Dona Josefina e as areias coloridas de Tibau

Por Caio César Muniz

A cometida por um Acidente Vascular Cerebral - AVC - desde o último mês de novembro, dona Josefina Fonseca, pioneira no artesanato de areia colorida de Tibau, hoje, só observa com olhar distante a garrafinha incompleta que ela não pôde terminar.

Sem nenhuma ajuda do poder público, a família lamenta o estado de saúde da artesã, mas dá, através de uma única neta, continuidade ao seu trabalho, que já vem de décadas contribuindo para o sustento da família.

Cristiane Marques despertou para a arte das garrafas de areias coloridas aos dez anos de idade, diz que na época a maior dificuldade encontrada era desenhar "os burrinhos", mas que depois de algum tempo, superou estas dificuldades e hoje faz uma peça em cerca de cinco minutos.

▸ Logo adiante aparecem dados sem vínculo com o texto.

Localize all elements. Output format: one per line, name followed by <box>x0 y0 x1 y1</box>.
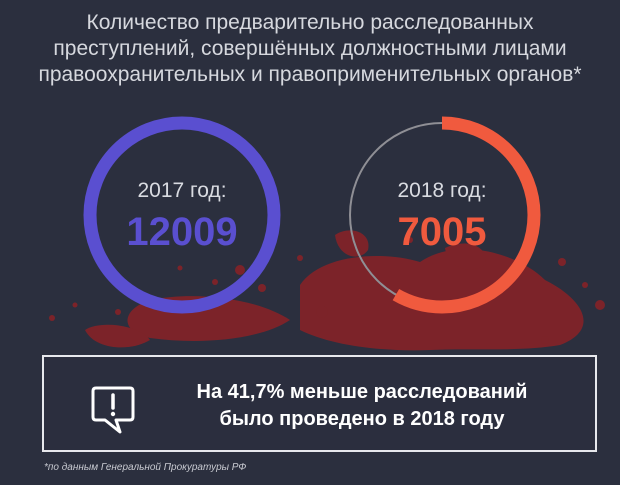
callout-text: На 41,7% меньше расследований было прове… <box>152 379 572 433</box>
donut-2: 2018 год: 7005 <box>343 116 541 314</box>
footnote: *по данным Генеральной Прокуратуры РФ <box>44 462 247 473</box>
year-label: 2017 год: <box>137 179 226 202</box>
value-label: 7005 <box>398 210 487 254</box>
donut-arc <box>83 116 281 314</box>
title-line-2: преступлений, совершённых должностными л… <box>53 37 567 60</box>
callout-line-2: было проведено в 2018 году <box>219 408 505 430</box>
year-label: 2018 год: <box>397 179 486 202</box>
chart-title: Количество предварительно расследованных… <box>0 10 620 88</box>
donut-1: 2017 год: 12009 <box>83 116 281 314</box>
title-line-1: Количество предварительно расследованных <box>86 11 534 34</box>
donut-arc <box>343 116 541 314</box>
exclamation-speech-bubble-icon <box>91 386 135 434</box>
title-line-3: правоохранительных и правоприменительных… <box>38 63 582 86</box>
callout-line-1: На 41,7% меньше расследований <box>196 381 528 403</box>
summary-callout: На 41,7% меньше расследований было прове… <box>42 355 597 452</box>
value-label: 12009 <box>126 210 237 254</box>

Cristiane relata que a atual preocupação é a degradação dos morros, que traz como conseqüência o desaparecimento das areias coloridas. "Hoje, temos que andar um bocado para encontrar alguns tons coloridos. Coconha, morador conhecido de Tibau, ainda tem nos morros que cercam a sua casa alguma coisa e nos deixa cavar por lá."

Mesmo sem movimentos, quase sem falar e com pouca lucidez, ainda é por dona Josefina que pessoas interessadas na arte a procuram quase todos os dias.

Os últimos dois meses, porém, não estão sendo fáceis para a família. Devido ao agravamento da saúde de dona Josefina, Cristiane, a única neta que desenvolve o trabalho da avó, também não pode confeccionar nenhuma peça, justamente em um período onde a procura aumenta.

Assim como as areias coloridas de Tibau, também não é mais possível encontrar com facilidade artistas sensíveis como dona Josefina.